Data Science: Künstliche Intelligenz (KI) & das Transparenzgebot

Die menschliche Entscheidungsfindung wird in vielen Lebensbereichen zunehmend von algorithmischen Systemen unterstützt oder zunehmend an diese ausgelagert. Die Logik dieser automatisierten Entscheidungsfindungssysteme ist häufig undurchsichtig. Die Überwindung der mangelnden Transparenz in modernen KI/ML-Systemen wird daher häufig als eine der größten Herausforderungen für viele potenzielle Anwendungsfälle angeführt. Auf diesem Gebiet wird viel geforscht, insbesondere unter dem Begriff „erklärbare KI“. Was es damit rechtlich sowie technisch auf sich hat, erfahren Sie in diesem Artikel.

Die rechtlichen Anforderungen: Vertrauen ist gut, Kontrolle ist besser?

Mangels fehlender Nachvollziehbarkeit einiger Aspekte des maschinellen Lernens (im Folgenden pauschal KI/ML) ist es den Data Scientists oft nicht möglich, umfassende Informationen über die Datenverarbeitung und die einzelnen Programminstanzen zu geben.

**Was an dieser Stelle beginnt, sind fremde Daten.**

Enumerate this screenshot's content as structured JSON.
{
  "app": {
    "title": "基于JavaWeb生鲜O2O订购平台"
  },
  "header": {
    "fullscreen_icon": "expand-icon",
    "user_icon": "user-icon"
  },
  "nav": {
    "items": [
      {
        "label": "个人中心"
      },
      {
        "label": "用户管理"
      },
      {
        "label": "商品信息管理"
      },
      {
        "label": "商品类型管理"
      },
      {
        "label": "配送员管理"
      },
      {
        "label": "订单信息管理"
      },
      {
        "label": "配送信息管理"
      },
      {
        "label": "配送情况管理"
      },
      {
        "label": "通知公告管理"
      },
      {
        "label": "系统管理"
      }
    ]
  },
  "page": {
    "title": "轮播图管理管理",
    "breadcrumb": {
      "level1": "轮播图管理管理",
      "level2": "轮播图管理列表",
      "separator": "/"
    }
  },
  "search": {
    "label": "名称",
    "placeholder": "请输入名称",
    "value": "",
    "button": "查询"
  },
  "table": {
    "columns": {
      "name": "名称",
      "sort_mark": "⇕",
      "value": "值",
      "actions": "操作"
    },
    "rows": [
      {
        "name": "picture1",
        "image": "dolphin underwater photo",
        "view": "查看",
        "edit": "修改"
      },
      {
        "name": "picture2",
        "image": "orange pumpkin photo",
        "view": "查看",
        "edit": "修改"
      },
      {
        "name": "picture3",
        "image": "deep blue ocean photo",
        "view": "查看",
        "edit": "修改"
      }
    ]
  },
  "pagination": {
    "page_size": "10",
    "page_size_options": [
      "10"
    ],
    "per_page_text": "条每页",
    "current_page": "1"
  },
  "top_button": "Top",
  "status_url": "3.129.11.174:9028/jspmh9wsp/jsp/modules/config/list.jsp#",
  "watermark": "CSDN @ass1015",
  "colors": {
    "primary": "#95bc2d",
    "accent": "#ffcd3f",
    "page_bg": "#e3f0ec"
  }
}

Zeitgleich legt aber der Grundsatz der Transparenz nach Art. 5 Abs. 1 lit. a) Alt. 3 DSGVO fest, dass eine Datenverarbeitung „in einer für die betroffene Person nachvollziehbaren Weise“ erfolgen muss. Übergeordneter Zweck dieses Grundsatzes ist die effektive und informierte Überprüfung der Datenverarbeitung auf ihre Rechtmäßigkeit sowie die damit verbundene Möglichkeit der Wahrnehmung der Betroffenenrechte.

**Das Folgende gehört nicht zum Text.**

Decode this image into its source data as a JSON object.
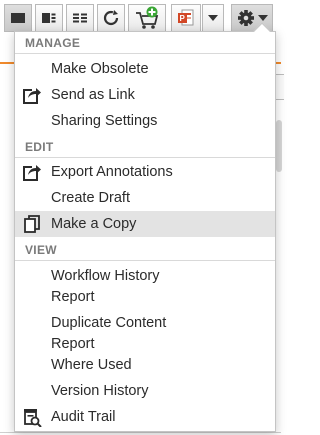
{
  "toolbar": {
    "buttons": [
      {
        "icon": "single-pane-view-icon",
        "active": true
      },
      {
        "icon": "split-pane-view-icon",
        "active": false
      },
      {
        "icon": "list-view-icon",
        "active": false
      },
      {
        "icon": "refresh-icon",
        "active": false
      },
      {
        "icon": "add-to-cart-icon",
        "active": false
      },
      {
        "icon": "powerpoint-export-icon",
        "active": false
      },
      {
        "icon": "dropdown-caret-icon",
        "active": false
      },
      {
        "icon": "gear-icon",
        "active": true
      }
    ]
  },
  "menu": {
    "sections": {
      "manage": "MANAGE",
      "edit": "EDIT",
      "view": "VIEW"
    },
    "items": {
      "make_obsolete": "Make Obsolete",
      "send_as_link": "Send as Link",
      "sharing_settings": "Sharing Settings",
      "export_annotations": "Export Annotations",
      "create_draft": "Create Draft",
      "make_a_copy": "Make a Copy",
      "workflow_history_1": "Workflow History",
      "workflow_history_2": "Report",
      "duplicate_content_1": "Duplicate Content",
      "duplicate_content_2": "Report",
      "where_used": "Where Used",
      "version_history": "Version History",
      "audit_trail": "Audit Trail"
    },
    "highlighted_item": "make_a_copy"
  },
  "colors": {
    "accent_orange": "#f08a2c",
    "highlight": "#e3e3e3",
    "section_text": "#7a7a7a",
    "powerpoint_red": "#d24726",
    "cart_green": "#3aa635"
  }
}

„Echte“ Transparenz als Prämisse?

Die DSGVO kennt das Konzept einer „erklärbaren KI“ nicht. Ein allgemeines Recht auf hundertprozentige Transparenz und eine umfassende Erläuterung der Datenverarbeitung wird in der DSGVO daher auch nicht ausdrücklich normiert, sodass umstritten bleibt, wie weit der allgemeine Transparenzgrundsatz eigentlich reichen sollte.

Fraglich bleibt auch, ob die Transparenzanforderung in der DSGVO eine Erklärung dafür bieten muss,

  • wie eine bestimmte Ausgabe, eine Schlussfolgerung oder ein Ergebnis erzeugt wurde (also funktionale Informationen) oder
  • sich lediglich auf generelle Informationen beziehen, wie das eingesetzte KI/ML-System entwickelt wurde und wie die allgemeinen technischen Parameter dessen aussehen.

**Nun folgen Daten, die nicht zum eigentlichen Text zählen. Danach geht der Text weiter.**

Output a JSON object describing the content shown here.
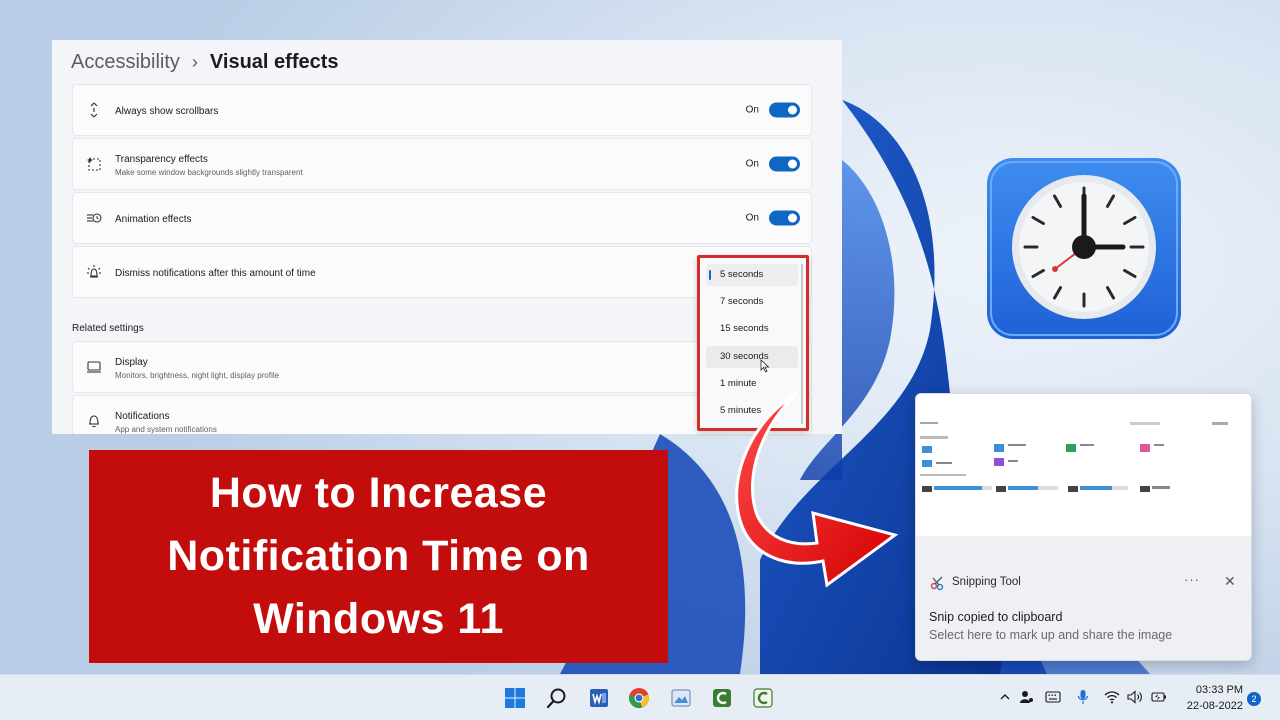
{
  "settings": {
    "breadcrumb": {
      "parent": "Accessibility",
      "separator": "›",
      "current": "Visual effects"
    },
    "items": [
      {
        "title": "Always show scrollbars",
        "subtitle": "",
        "state": "On",
        "icon": "scrollbar-icon"
      },
      {
        "title": "Transparency effects",
        "subtitle": "Make some window backgrounds slightly transparent",
        "state": "On",
        "icon": "transparency-icon"
      },
      {
        "title": "Animation effects",
        "subtitle": "",
        "state": "On",
        "icon": "animation-icon"
      },
      {
        "title": "Dismiss notifications after this amount of time",
        "subtitle": "",
        "icon": "notification-timer-icon"
      }
    ],
    "related_label": "Related settings",
    "related": [
      {
        "title": "Display",
        "subtitle": "Monitors, brightness, night light, display profile",
        "icon": "display-icon"
      },
      {
        "title": "Notifications",
        "subtitle": "App and system notifications",
        "icon": "bell-icon"
      }
    ]
  },
  "dropdown": {
    "selected": "5 seconds",
    "options": [
      "5 seconds",
      "7 seconds",
      "15 seconds",
      "30 seconds",
      "1 minute",
      "5 minutes"
    ]
  },
  "banner": {
    "lines": [
      "How to Increase",
      "Notification Time on",
      "Windows 11"
    ],
    "color": "#c30d0d"
  },
  "toast": {
    "app_name": "Snipping Tool",
    "more": "···",
    "close": "✕",
    "title": "Snip copied to clipboard",
    "body": "Select here to mark up and share the image"
  },
  "taskbar": {
    "apps": [
      "windows-start-icon",
      "search-icon",
      "word-icon",
      "chrome-icon",
      "photos-icon",
      "camtasia-icon",
      "camtasia-alt-icon"
    ],
    "tray": [
      "chevron-up-icon",
      "network-person-icon",
      "keyboard-icon",
      "microphone-icon",
      "wifi-icon",
      "volume-icon",
      "battery-icon"
    ],
    "time": "03:33 PM",
    "date": "22-08-2022",
    "notification_count": "2"
  },
  "colors": {
    "accent": "#0f66c4",
    "highlight_border": "#d12d2d"
  }
}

Im letzteren Fall besteht die Sorge, dass die Informationen des Verantwortlichen so allgemein werden, dass sie ihre Durchschlagskraft verlieren und ebenso nutzlos sind, wenn es darum geht zu erklären, warum eine Entscheidung in einer bestimmten Situation getroffen wurde.

Auf der anderen Seite sind automatisierte Entscheidungssysteme häufig komplizierte Zusammensetzungen aus miteinander verknüpften Ursachen, während eindeutige Erklärungen zu den Entscheidungssystemen ohnehin immer nur Vereinfachungen und Nachbildungen darstellen können.

Weite Auslegung der Transparenz (Telos)

Für eine sehr weite Auslegung der Transparenzanforderung streitet in erster Linie der Sinn und übergeordneter Zweck des Grundsatzes, nämlich die effektive Verwirklichung der Betroffenenrechte.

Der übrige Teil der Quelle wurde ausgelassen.